Впрочем, с князем Трентским было связано еще одно странное обстоятельство. Несмотря на то, что он участвовал в Турнире, - а значит, лелеял надежду стать принцем-консортом будущей императрицы, - в последнее время он выказывал Габи совершенно неуместные, по ее мнению, хотя и приятные знаки внимания. По всему выходило, что он ею, как минимум, увлечен. Это заставляло ее нервничать и испытывать при встрече с ним привычное по прошлой жизни чувство неловкости и, пожалуй, даже неуверенности. Не то, чтобы он был единственным, кто с ней флиртовал. Отнюдь нет. Но он делал это как-то уж слишком искренно, и вот это пугало Габи больше всего.
- Рад вас видеть, - вежливо улыбнулся Александр, объявившись возле ее кресла.
- Успели соскучиться? - подняла она бровь, одновременно протягивая руку для поцелуя.

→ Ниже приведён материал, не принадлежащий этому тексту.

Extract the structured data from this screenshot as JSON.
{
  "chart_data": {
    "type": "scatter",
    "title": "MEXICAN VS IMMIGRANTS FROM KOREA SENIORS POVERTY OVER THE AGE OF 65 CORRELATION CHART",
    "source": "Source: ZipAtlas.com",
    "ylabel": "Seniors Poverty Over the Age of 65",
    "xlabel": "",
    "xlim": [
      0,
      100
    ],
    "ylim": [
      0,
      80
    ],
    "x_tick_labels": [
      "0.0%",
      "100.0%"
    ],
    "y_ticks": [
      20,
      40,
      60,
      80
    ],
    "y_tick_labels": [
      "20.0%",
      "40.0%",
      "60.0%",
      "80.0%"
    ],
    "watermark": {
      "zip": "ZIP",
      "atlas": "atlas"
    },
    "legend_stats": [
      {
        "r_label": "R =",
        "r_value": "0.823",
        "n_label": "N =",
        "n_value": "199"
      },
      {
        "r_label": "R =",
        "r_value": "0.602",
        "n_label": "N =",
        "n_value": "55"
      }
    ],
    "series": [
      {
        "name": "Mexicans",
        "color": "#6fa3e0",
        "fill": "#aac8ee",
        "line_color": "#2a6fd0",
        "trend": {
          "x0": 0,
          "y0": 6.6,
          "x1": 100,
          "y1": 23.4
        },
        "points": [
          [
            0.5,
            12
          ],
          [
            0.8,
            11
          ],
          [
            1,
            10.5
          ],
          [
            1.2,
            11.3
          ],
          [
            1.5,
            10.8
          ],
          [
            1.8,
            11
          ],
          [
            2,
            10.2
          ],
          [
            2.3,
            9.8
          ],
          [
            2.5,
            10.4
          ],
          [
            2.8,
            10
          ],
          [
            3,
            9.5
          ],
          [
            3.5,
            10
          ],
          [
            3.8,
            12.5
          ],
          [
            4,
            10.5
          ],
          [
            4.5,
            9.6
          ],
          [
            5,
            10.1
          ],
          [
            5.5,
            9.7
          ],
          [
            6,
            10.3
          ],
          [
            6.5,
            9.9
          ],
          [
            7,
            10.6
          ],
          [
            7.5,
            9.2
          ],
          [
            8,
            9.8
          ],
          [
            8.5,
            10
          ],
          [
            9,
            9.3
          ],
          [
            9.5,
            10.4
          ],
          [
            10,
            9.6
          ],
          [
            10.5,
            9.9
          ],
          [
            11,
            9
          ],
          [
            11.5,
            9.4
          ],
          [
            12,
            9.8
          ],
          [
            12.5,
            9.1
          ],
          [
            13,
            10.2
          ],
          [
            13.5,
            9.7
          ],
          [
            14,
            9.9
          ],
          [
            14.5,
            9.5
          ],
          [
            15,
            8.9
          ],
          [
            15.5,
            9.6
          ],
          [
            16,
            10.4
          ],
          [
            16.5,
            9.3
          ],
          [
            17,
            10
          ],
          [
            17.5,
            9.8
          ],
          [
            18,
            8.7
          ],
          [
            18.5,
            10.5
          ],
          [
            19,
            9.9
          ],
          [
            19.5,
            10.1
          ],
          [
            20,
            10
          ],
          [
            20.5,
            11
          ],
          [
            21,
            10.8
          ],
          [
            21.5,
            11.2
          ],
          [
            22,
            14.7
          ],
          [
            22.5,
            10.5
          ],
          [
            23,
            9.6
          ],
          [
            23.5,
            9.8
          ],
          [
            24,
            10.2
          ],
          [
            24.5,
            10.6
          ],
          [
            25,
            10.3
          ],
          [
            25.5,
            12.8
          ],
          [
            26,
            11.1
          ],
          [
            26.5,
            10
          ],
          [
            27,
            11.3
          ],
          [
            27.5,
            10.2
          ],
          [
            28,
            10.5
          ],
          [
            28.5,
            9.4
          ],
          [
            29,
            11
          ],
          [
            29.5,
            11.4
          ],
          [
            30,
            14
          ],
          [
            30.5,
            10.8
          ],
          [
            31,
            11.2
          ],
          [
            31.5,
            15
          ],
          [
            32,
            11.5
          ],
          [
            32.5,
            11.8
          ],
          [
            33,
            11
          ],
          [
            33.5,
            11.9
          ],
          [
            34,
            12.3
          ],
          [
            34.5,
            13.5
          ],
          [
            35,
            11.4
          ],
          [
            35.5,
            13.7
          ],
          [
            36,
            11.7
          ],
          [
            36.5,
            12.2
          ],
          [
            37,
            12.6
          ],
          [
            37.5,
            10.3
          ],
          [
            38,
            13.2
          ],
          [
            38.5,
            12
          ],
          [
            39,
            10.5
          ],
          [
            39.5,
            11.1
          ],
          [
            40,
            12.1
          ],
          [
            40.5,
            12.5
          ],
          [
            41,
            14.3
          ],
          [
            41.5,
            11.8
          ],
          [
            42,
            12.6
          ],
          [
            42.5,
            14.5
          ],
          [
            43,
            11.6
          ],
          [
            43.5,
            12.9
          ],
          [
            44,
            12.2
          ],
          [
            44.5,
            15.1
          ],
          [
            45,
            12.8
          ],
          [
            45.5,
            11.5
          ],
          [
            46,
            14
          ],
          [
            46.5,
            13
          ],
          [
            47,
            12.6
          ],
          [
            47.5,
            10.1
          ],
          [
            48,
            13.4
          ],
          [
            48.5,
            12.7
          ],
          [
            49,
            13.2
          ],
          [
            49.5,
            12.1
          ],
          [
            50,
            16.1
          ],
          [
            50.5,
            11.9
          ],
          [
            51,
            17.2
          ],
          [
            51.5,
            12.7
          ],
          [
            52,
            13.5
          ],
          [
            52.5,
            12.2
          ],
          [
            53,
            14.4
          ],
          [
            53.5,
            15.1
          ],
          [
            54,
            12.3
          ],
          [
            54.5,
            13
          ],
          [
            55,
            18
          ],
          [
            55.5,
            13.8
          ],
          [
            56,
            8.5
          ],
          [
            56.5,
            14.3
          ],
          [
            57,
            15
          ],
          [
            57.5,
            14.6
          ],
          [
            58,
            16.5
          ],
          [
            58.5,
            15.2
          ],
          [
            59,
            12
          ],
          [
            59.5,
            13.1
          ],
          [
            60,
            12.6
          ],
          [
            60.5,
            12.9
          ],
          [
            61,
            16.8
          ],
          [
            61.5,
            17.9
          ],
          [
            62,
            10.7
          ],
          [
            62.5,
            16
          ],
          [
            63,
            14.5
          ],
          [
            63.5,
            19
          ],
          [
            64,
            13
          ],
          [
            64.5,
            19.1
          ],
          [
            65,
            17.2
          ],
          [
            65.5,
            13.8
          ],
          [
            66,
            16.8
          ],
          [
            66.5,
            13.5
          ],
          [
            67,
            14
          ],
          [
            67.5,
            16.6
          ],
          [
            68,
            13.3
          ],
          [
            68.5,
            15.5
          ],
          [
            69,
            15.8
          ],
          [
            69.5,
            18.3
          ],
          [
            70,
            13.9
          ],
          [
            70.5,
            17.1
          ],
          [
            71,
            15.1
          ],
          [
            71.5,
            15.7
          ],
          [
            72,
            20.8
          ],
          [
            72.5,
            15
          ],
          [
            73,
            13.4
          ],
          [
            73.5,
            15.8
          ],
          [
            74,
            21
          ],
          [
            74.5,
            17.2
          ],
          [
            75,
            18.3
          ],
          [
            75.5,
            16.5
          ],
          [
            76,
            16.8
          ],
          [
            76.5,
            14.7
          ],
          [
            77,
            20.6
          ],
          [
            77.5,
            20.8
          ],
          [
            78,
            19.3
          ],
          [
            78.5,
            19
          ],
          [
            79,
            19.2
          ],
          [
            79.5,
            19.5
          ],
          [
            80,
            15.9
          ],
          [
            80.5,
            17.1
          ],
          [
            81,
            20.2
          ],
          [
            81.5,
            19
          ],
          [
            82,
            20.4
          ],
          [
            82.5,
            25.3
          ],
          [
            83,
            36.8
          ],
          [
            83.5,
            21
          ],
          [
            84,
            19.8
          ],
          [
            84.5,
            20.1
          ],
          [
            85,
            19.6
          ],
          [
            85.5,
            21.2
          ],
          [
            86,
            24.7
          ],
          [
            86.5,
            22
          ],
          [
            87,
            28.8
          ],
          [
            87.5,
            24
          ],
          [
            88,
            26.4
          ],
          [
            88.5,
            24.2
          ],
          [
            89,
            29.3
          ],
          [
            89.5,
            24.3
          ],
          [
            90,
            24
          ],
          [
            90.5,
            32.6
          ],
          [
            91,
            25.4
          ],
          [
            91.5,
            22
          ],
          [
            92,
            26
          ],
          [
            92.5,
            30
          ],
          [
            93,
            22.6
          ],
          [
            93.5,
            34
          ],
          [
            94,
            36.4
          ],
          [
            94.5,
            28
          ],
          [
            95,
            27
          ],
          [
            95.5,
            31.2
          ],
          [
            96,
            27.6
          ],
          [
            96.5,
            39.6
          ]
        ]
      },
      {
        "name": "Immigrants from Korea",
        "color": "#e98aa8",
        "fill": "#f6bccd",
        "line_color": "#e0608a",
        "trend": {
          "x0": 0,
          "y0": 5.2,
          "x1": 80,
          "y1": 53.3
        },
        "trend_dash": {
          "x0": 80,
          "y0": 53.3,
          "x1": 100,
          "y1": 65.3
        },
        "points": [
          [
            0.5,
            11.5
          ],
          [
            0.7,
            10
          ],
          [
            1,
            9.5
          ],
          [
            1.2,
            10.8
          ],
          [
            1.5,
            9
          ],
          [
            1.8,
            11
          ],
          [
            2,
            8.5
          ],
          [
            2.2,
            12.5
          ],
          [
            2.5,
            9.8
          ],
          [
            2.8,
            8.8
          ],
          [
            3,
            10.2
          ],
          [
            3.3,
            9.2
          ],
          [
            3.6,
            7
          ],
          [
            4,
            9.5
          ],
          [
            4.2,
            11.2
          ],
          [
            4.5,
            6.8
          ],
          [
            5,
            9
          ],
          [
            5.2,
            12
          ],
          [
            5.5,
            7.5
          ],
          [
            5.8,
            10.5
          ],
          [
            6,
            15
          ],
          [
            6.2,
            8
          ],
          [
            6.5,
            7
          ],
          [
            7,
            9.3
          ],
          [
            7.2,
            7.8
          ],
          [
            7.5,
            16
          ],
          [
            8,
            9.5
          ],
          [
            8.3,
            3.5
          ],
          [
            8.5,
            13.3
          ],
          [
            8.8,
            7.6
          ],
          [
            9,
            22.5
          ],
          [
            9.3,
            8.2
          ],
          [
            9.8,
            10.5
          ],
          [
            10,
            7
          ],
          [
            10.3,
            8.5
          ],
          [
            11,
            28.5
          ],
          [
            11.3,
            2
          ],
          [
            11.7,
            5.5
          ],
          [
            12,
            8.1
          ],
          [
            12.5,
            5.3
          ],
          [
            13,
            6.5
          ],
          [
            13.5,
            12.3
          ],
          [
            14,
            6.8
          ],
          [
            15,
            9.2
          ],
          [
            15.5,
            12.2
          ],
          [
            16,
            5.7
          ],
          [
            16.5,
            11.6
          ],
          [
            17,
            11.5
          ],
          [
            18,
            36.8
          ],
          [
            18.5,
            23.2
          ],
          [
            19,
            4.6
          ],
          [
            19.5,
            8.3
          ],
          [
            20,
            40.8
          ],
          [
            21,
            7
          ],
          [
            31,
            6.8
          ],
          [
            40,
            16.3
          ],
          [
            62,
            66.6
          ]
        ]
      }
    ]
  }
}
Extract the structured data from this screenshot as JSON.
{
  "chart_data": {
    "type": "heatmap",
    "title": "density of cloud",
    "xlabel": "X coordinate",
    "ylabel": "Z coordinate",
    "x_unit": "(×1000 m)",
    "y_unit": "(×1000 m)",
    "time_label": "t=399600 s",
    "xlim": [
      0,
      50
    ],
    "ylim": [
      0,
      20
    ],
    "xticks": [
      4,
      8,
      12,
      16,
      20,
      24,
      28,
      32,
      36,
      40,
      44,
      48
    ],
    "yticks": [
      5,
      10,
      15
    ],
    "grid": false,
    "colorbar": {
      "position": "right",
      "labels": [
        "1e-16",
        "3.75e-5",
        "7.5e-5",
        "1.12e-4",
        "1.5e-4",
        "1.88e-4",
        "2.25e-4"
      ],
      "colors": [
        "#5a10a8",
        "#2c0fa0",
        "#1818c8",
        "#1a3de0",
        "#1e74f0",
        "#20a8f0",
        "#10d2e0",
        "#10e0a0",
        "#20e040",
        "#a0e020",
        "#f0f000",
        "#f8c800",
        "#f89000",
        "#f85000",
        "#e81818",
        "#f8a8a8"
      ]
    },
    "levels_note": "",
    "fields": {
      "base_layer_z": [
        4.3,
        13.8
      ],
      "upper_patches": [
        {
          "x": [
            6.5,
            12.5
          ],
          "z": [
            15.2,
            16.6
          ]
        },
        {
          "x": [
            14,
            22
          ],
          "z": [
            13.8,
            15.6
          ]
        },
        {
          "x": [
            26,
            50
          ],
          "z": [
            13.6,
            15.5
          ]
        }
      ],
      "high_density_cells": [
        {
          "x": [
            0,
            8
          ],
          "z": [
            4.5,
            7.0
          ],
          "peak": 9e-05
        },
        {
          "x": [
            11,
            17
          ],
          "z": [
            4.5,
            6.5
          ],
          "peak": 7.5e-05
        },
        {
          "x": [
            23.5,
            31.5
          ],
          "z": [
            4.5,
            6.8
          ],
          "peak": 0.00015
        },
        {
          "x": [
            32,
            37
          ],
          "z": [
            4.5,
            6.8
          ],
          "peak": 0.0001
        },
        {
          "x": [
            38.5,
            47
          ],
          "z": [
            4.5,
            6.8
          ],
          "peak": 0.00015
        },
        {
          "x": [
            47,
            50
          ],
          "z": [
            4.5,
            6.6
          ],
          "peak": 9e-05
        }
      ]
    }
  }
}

- Последний раз я видел вас тридцать три часа назад.
- От такой скрупулезной точности меня даже в дрожь бросает! - холодно улыбнулась Габи.
- А по вам незаметно, - снова улыбнулся он, отпуская наконец ее руку, которую неприлично долго удерживал в своей.
- Думаю, - сказала она тогда, решившись пойти на обострение, - когда-нибудь нам все равно придется поговорить об этом, как взрослым людям.
О том, что выпад удался, она узнала сразу же. Князь Трентский не успел отвести взгляд, и она увидела то, чего еще ни разу не видела в его глазах. Растерянность. Смятение. Едва ли не испуг.
"Так ты в самом деле влюблен! - опешила Габи. - Влюблен, но боишься признаться в этом даже самому себе... Ну, и дела!"
Открытие заставило ее мысленно поморщиться. Ей - в ее обстоятельствах, - его любовь была ни к чему. Ей только "смятения чувств" не хватало для полного счастья!